Chris Wiese, Head of Examination Development with CFA Institute, says the CFA Institute works to make the experience as consistent as possible across test centres, noting that, for instance, every location will aim to have the same desk sizes and number of proctors, and the procedures and exam are obviously the same anywhere you go.
“As many elements of the experience as we (can) control, we do, but at the end of the day, in smaller cities there will be a test centre with 200 people versus somewhere like New York or Beijing where it could be thousands,” he said.
While some centres are in a rental hall in a conference centre, a smaller city may host the exam at a university field house.
“Those environments are different … (and) there’s some people who choose a test centre in a smaller city specifically because they don’t want to be in a conference centre with several thousand other people,” Wiese said.

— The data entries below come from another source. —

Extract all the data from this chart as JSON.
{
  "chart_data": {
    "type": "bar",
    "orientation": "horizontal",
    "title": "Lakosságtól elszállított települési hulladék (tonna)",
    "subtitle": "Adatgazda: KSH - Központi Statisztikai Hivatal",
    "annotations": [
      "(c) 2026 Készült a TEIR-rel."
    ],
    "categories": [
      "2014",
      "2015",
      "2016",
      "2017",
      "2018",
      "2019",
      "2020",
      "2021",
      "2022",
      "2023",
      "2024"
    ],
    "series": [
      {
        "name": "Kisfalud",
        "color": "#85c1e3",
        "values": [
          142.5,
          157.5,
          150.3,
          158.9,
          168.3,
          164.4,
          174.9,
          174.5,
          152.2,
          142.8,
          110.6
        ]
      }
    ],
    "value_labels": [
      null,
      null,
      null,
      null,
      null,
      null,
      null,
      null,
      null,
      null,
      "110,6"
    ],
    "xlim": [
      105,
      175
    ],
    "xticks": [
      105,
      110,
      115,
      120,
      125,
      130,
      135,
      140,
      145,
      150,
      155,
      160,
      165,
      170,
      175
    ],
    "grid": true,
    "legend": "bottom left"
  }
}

“When you look at one test centre versus another, there may be at smaller test centres more society involvement. There may be a party afterwards … or it may be easier to get in and out of. Certainly parking is a consideration, and there is room to consider those kinds of issues.”
The CFA doesn’t disclose exact exam location until admission tickets are printed for security reasons. The locations are chosen to make sure there are tests centres close to candidates, not only at major financial centres like New York, Toronto, London, or Beijing.
And while the CFA currently runs around 470 exam locations, Wiese suggests candidates go to places they know.
“It’s stressful enough, so if you pick a test centre that’s in a place that’s strange to you – in a city you haven’t been before or that you don’t know as well or that’s in a part of town you don’t know as well – you’re just adding one more stressor,” Wiese said.
“Now you have to figure out, well, how am I going to get there, do I need a hotel or not, how am I going to get where I need to be in the morning of the exam. People sometimes underestimate what it’s like not just getting to the test centre, but getting to the test centre at the same time as potentially a few thousand other people and what that may be doing local traffic and things like that.”
He also suggests keeping the centre’s surroundings in mind to make sure they’re able to eat lunch in the break between sessions.
“I know it seems trivial, but Javits Centre (in New York) is a good example – there’s not a lot of good lunch options nearby there and the few that there are tend to get mobbed,” he said.
“If I was testing at the Javits I would definitely pack a lunch.”
Dedman agrees that anything you can do to avoid piling on more stress on exam day is worth it.
“When I wrote in Regina it was at the U of R campus – I had been there many times and was actually where I wrote my CFP as well, so I knew it well,” he said.
“When I wrote in Ottawa, it was at Carleton University – and up until that day I had never stepped foot in that place – so if I could do it all over I wish I had gone and checked things out a few days earlier.”